Amidst the celebration, Paige reflected on her creative journey, her design philosophy and the meaning behind Twice Upon a Time. Below, she shares candid insight into her comeback collection and the future of her brand with wedding and fashion photojournalist, Julie Trinh.

NWD: What inspired your latest bridal collection for Bridal Week NYC?

HP: I call this collection “Twice Upon a Time” — it’s about returning to your roots and holding onto your whimsy. After five years of not being able to design under my own name, this body of work is a reclamation. It’s inspired by folklore, femininity, and fierce resilience — a poetic comeback stitched with joy, defiance, and unapologetic shimmer.

How does this collection differ from your past work?

The DNA is still part playful part high-craft — heaps of dramatic tulle, texture, and transformation — but there’s definitely a hint more defiance. It’s less “happily ever after” and more “choose your own adventure.” These gowns aren’t just romantic, they’re embrace an off-beat edge. They’re designed for brides who want to feel carefree in their imagination, yet grounded in their own story.

Many brides want a gown that tells a story... what story are you hoping to tell through this collection?

I love thinking of each gown as its own vignette or storyline.

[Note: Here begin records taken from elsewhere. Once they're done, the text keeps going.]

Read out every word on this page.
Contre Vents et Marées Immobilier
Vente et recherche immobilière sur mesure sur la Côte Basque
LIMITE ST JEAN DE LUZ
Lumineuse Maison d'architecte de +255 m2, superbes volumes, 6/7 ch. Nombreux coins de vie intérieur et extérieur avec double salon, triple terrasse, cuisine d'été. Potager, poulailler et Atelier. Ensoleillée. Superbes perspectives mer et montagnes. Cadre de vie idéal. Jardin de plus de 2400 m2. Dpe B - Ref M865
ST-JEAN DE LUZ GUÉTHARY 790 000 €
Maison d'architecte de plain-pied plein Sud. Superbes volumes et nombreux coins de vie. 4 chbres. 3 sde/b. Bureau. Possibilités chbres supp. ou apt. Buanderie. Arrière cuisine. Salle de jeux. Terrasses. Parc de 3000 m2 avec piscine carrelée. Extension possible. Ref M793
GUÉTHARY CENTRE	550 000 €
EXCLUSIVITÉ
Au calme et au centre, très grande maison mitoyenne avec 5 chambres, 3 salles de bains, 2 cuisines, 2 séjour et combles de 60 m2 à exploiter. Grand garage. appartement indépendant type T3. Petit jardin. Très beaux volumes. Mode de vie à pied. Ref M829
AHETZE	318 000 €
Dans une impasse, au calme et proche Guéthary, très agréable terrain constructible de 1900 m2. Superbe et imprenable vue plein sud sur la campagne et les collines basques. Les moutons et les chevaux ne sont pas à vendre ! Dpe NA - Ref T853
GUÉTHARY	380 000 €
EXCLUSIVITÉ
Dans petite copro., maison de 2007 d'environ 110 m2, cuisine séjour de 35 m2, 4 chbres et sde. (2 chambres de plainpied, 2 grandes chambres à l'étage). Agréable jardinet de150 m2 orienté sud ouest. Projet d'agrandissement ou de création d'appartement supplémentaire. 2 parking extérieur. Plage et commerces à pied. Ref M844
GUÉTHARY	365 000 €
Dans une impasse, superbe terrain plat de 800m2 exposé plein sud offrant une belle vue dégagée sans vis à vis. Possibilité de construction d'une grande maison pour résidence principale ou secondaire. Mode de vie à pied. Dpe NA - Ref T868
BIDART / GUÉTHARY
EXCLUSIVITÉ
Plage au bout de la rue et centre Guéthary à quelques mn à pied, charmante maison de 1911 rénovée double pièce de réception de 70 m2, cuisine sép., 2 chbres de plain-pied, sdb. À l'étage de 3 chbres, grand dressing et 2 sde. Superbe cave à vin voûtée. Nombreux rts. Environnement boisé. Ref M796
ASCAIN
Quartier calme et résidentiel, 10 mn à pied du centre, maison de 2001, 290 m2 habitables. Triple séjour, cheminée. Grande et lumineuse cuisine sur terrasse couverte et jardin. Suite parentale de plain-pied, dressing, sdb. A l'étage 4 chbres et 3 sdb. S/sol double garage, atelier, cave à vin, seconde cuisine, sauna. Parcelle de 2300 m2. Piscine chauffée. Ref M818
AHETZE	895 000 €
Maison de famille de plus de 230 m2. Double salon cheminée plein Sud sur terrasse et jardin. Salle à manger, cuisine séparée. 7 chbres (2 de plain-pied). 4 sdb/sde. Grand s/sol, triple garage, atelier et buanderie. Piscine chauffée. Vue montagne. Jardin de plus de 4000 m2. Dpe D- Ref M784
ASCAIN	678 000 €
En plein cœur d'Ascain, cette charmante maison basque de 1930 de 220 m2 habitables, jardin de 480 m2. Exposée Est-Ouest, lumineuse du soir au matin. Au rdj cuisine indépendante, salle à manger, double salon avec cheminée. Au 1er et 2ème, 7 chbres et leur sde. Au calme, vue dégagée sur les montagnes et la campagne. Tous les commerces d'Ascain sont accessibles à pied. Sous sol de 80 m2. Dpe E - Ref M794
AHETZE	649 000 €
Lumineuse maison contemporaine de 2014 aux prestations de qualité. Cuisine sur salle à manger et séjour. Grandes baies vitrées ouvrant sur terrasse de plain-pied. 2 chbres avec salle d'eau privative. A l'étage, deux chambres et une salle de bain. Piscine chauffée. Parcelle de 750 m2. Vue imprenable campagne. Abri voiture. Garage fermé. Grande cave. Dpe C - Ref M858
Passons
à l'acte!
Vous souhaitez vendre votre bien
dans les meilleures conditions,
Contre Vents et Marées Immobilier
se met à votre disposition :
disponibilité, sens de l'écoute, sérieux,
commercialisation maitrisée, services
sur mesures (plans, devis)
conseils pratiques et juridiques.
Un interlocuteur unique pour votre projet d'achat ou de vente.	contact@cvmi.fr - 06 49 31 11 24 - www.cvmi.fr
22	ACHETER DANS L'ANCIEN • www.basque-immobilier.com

They’re stitched with symbolism — love letters in lace, phoenix motifs, nods to mythology and poetry. I want brides to feel like they’re not just walking down an aisle, they’re stepping into their own love and light. This isn’t about fitting into a fantasy — it’s about writing your own.

Can you share how your background and experiences shaped your design journey?

I studied fiber science and apparel design at Cornell — so I’ve always felt equal parts couturier and curious scientist. My career has been an unusual mix of “saying yes to the dress” and getting out of a “courtroom mess”. I feel so blessed to have known from a young age exactly what I wanted to do. Losing the right to my own name forced me to reimagine how to express myself, but it also made me double down on what has always given me so much purpose: design.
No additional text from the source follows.